Толстая женщина с муфтой натянула ей на ноги короткие валенки, замотала шею и грудь шарфом, чтобы не прохватил мороз, надела шубу, повязала платком голову.

Савелий Егорович, путаясь в полах своей черной шубы, бегал по квартире, разыскивая молоток. Потом он очень долго бухал молотком, сбивая заевший крюк с двери, и бесстыдно громким голосом кричал старику, что он так и знал - эти "птицы" не явились.

- Мороз, мороз! - кричал Савелий Егорович. - Двадцать девять градусов - где уж им!

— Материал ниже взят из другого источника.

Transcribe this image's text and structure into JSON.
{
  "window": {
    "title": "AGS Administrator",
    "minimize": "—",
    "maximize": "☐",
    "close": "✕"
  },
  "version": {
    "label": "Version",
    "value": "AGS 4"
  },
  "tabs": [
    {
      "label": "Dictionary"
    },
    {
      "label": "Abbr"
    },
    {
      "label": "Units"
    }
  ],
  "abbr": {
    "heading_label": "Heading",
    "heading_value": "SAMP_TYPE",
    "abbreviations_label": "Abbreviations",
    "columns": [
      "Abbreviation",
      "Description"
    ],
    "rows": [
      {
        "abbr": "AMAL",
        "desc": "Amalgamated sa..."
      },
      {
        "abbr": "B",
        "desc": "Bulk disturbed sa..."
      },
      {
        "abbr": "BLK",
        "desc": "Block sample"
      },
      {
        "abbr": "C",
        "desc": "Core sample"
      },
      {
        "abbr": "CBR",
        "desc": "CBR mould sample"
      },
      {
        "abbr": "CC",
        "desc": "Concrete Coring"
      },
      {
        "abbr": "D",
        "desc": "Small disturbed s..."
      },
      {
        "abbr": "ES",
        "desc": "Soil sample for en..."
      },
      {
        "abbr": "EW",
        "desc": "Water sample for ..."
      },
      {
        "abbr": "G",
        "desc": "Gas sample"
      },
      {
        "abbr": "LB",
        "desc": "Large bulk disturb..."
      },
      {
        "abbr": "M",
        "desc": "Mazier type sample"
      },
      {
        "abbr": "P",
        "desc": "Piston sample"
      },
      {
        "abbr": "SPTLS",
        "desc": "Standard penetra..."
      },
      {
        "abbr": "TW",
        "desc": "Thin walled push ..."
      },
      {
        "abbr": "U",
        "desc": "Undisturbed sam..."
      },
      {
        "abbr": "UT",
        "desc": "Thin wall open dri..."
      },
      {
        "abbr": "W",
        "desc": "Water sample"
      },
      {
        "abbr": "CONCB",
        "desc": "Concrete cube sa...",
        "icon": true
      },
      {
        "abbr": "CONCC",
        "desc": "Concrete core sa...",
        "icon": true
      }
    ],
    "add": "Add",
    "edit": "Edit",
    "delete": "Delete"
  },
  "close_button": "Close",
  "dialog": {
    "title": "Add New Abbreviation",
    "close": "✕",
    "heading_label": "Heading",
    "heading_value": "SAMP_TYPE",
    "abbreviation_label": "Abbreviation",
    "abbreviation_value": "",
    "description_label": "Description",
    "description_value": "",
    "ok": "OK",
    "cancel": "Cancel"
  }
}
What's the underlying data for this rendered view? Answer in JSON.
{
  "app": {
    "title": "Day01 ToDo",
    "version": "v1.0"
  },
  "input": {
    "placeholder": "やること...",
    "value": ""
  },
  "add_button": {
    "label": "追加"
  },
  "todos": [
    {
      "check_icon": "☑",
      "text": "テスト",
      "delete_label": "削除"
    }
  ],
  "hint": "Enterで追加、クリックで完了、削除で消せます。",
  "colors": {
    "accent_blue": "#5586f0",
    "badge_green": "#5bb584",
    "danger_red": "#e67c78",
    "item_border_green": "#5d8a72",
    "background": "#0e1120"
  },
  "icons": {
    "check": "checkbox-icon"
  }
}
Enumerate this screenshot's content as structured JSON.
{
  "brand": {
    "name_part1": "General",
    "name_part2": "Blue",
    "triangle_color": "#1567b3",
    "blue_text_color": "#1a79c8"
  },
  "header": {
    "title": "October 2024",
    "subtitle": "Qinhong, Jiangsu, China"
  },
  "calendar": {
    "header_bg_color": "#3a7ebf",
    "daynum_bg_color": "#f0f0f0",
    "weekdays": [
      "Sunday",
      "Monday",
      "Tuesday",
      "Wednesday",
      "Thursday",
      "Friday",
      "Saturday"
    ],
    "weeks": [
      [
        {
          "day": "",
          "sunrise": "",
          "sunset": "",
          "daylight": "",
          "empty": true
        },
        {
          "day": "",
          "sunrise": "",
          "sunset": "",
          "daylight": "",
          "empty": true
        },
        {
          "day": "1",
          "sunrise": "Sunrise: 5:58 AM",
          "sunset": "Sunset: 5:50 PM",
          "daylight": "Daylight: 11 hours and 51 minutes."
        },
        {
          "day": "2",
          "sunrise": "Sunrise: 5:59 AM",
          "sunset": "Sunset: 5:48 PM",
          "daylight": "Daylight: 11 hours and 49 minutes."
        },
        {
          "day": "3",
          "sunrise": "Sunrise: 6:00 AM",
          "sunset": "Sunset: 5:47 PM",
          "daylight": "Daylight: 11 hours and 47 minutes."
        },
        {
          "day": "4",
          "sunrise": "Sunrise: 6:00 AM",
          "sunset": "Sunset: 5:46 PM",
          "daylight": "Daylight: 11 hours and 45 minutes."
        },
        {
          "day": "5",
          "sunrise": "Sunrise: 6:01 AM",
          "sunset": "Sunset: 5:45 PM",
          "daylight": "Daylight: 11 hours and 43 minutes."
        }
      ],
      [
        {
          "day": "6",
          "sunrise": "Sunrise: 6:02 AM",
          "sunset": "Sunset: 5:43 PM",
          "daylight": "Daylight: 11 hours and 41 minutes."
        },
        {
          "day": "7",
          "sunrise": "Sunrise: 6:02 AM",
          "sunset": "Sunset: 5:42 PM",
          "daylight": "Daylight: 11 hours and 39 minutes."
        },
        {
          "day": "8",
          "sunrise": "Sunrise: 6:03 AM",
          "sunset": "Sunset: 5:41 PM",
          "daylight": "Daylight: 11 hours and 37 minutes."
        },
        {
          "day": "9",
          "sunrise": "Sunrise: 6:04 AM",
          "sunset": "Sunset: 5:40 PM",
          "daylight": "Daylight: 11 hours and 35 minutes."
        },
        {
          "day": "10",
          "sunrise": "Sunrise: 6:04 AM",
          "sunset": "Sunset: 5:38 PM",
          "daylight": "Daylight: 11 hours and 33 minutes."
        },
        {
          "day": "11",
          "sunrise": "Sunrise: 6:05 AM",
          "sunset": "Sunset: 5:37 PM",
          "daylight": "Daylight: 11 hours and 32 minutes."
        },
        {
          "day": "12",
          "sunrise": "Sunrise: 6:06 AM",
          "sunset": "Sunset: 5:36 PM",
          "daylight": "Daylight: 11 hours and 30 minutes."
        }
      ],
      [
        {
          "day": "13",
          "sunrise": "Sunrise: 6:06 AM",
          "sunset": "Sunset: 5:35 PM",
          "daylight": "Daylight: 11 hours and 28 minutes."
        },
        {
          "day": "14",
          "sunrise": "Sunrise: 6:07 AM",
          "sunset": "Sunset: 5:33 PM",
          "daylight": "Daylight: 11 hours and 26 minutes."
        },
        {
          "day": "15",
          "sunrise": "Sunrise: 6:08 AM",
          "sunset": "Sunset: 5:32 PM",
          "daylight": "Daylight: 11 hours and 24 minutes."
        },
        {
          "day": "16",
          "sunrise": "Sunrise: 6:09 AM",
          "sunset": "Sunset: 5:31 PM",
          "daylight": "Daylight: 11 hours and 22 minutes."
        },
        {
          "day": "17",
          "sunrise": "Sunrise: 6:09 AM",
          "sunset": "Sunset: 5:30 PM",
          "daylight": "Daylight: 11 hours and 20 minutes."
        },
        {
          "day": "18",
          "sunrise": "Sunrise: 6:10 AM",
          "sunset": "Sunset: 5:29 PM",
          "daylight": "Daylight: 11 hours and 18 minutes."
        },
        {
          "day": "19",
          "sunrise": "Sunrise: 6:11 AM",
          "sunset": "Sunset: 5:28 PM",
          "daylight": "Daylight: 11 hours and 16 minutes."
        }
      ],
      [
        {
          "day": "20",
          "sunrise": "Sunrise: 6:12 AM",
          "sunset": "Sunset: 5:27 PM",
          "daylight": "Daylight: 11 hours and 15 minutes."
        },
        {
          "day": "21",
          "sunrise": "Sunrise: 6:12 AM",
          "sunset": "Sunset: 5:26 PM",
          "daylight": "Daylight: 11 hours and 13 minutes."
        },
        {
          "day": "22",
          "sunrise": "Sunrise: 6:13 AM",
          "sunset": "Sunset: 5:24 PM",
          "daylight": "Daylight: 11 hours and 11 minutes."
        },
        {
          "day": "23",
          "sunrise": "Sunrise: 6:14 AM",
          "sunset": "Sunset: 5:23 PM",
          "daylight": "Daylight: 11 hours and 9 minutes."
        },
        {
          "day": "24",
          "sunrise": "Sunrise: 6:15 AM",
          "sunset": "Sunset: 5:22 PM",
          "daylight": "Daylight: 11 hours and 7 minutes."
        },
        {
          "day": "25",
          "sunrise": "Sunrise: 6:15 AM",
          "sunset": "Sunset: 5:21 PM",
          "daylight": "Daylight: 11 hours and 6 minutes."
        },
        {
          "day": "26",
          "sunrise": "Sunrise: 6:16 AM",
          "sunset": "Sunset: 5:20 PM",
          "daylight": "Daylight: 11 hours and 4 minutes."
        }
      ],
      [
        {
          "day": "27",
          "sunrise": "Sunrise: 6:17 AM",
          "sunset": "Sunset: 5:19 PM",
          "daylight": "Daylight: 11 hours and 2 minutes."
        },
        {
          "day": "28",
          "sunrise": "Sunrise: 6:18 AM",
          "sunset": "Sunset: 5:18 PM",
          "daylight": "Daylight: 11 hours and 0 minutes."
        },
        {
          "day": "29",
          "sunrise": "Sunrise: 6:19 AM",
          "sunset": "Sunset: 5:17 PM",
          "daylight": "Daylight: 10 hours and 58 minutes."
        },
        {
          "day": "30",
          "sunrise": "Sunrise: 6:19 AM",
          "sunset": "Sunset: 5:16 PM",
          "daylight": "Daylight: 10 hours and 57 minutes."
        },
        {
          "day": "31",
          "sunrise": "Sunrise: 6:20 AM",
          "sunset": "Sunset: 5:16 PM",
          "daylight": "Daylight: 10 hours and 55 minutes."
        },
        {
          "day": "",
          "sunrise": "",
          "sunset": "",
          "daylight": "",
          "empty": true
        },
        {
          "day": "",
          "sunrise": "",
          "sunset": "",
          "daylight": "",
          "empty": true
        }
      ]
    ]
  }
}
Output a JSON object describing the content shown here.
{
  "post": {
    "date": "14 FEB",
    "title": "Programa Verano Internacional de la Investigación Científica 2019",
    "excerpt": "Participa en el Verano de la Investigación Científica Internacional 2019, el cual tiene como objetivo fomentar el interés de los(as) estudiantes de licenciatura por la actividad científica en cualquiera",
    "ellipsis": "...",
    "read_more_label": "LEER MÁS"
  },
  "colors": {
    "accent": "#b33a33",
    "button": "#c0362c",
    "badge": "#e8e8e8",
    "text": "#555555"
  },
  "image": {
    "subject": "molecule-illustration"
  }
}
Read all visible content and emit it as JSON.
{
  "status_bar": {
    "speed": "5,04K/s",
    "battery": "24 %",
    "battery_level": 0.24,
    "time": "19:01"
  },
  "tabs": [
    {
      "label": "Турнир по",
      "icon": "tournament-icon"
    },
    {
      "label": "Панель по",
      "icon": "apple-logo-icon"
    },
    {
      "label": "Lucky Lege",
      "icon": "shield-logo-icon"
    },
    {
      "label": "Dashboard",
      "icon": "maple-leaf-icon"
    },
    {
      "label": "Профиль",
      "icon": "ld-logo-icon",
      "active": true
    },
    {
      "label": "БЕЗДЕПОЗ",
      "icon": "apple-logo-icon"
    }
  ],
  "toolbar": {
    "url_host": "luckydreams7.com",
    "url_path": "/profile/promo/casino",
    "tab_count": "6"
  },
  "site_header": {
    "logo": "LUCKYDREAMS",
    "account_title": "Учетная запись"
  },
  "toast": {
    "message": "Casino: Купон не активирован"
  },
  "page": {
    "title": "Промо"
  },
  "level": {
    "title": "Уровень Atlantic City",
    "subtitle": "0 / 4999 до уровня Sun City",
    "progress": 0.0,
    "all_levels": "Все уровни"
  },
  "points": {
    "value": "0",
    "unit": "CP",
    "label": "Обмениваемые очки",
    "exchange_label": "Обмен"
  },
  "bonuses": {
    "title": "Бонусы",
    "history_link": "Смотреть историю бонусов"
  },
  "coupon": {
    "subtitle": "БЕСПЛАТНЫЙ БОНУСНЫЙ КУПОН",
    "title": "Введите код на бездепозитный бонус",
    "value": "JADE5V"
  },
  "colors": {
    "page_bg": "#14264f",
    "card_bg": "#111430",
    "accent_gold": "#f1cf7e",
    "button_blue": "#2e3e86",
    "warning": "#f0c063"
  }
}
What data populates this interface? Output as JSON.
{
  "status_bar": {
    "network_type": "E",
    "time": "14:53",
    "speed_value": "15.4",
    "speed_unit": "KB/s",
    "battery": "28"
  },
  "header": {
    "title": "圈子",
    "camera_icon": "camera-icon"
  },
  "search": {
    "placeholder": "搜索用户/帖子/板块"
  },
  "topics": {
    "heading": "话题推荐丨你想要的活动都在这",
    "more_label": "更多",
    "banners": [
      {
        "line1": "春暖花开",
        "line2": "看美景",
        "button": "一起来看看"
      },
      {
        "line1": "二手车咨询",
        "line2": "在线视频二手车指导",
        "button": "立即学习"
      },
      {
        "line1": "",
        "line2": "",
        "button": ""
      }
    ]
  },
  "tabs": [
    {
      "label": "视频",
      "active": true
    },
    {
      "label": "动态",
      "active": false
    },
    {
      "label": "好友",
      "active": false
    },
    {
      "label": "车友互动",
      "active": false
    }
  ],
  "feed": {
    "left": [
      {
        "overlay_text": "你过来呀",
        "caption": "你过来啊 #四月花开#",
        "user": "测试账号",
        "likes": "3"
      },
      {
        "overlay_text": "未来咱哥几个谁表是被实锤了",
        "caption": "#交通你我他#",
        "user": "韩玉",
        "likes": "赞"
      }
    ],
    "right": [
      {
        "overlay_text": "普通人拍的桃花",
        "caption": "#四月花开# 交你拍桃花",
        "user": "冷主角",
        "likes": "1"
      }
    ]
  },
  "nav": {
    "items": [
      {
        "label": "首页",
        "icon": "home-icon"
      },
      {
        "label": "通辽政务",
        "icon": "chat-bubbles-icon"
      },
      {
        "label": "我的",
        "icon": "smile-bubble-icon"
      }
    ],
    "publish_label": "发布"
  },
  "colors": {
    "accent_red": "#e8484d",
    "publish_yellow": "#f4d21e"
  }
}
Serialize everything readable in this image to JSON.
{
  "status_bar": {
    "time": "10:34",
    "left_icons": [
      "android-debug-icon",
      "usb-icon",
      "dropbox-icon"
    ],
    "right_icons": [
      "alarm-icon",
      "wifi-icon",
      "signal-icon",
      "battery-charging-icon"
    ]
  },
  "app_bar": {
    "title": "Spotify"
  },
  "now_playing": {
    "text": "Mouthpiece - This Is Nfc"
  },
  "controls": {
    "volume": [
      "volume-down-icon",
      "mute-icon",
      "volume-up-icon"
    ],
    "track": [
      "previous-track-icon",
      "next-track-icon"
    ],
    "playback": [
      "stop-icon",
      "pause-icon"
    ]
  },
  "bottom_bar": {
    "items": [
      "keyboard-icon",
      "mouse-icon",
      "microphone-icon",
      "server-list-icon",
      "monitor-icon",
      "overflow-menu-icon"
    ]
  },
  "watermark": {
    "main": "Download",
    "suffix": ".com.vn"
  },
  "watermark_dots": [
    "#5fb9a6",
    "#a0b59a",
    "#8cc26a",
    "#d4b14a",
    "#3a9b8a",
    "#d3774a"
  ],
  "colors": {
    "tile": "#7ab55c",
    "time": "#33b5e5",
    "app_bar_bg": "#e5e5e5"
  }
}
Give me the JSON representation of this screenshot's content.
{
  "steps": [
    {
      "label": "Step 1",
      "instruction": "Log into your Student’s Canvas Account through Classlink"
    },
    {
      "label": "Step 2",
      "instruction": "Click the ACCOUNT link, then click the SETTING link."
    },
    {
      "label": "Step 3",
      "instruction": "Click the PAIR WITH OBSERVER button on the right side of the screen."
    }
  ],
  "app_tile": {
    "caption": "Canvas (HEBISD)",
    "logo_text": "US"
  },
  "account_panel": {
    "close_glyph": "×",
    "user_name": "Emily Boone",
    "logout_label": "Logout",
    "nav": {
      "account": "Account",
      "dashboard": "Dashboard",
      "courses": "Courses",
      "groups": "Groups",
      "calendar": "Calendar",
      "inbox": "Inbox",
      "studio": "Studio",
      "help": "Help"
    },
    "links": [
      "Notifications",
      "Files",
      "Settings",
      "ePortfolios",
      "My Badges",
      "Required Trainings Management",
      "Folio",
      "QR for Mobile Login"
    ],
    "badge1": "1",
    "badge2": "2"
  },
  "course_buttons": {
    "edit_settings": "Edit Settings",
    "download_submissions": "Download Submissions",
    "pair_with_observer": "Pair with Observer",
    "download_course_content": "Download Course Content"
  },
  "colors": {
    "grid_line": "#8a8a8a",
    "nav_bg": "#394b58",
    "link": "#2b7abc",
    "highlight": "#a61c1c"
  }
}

Сизый старик таращил глаза, кашлял и плевался в угол за плиту.

К выносу собралось довольно много народу - сотрудников покойного Никодима Петровича, но выносить гроб никто не вызвался. Кассир Поцелуйко сказал, что у него грыжа, весовщик главного склада боялся покойников, другие отводили глаза в сторону. Священник не мог - по сану, дьячок тоже, у старика болело плечо. "Да мне вообще, знаете ли, вредно, - сказал он, кашляя, - увольте, голубчик".

Оставался один Савелий Егорович, да еще маленький человек в грязном балахоне.

Из кухни Антонина слышала, как шушукались у гроба Савелий Егорович и толстая женщина. То, что происходило там, у гроба, было так нехорошо и стыдно, что Антонина вся с ног до головы дрожала, сидя в кухне, "Ну что они там торгуются, - с тоской и болью думала она, - как они могут, бессовестные…"

Наконец Савелий Егорович вышел в кухню, открыл дверцу буфета, налил себе, сизому старику и человеку в грязном балахоне по рюмке водки, выпил, махнул рукой и побежал вниз по лестнице.

Через несколько минут он явился с братом дворника, большим, толстым, мутноглазым мужиком, и с молодым парнем в форме торгового флота. Брат дворника сразу же заспорил с человеком в балахоне - как выносить, а моряк сел на край стула, вытащил из бушлата папироску и необычайно лихим движением зажег спичку о подошву своего щегольского ботинка. Он курил и, щурясь, наглыми светлыми глазами разглядывал кухню. Когда взгляд его остановился на Антонине, он неторопливо снял форменную свою фуражку, пригладил ладонью рыжеватые волосы и, кивнув головой на дверь спальни, спросил:

- Болезнь - или так?

- У него жаба была, - тихо ответила Антонина, - сердечная болезнь.

Когда гроб вынесли и поставили на дроги, моряк и толстая женщина пришли за Антониной. Она сидела все в том же углу, ее большие черные глаза были полны слез, она всхлипывала и говорила срывающимся голосом:

- Я думала, вы забудете… Я… я не могу. Я думала, вы без меня…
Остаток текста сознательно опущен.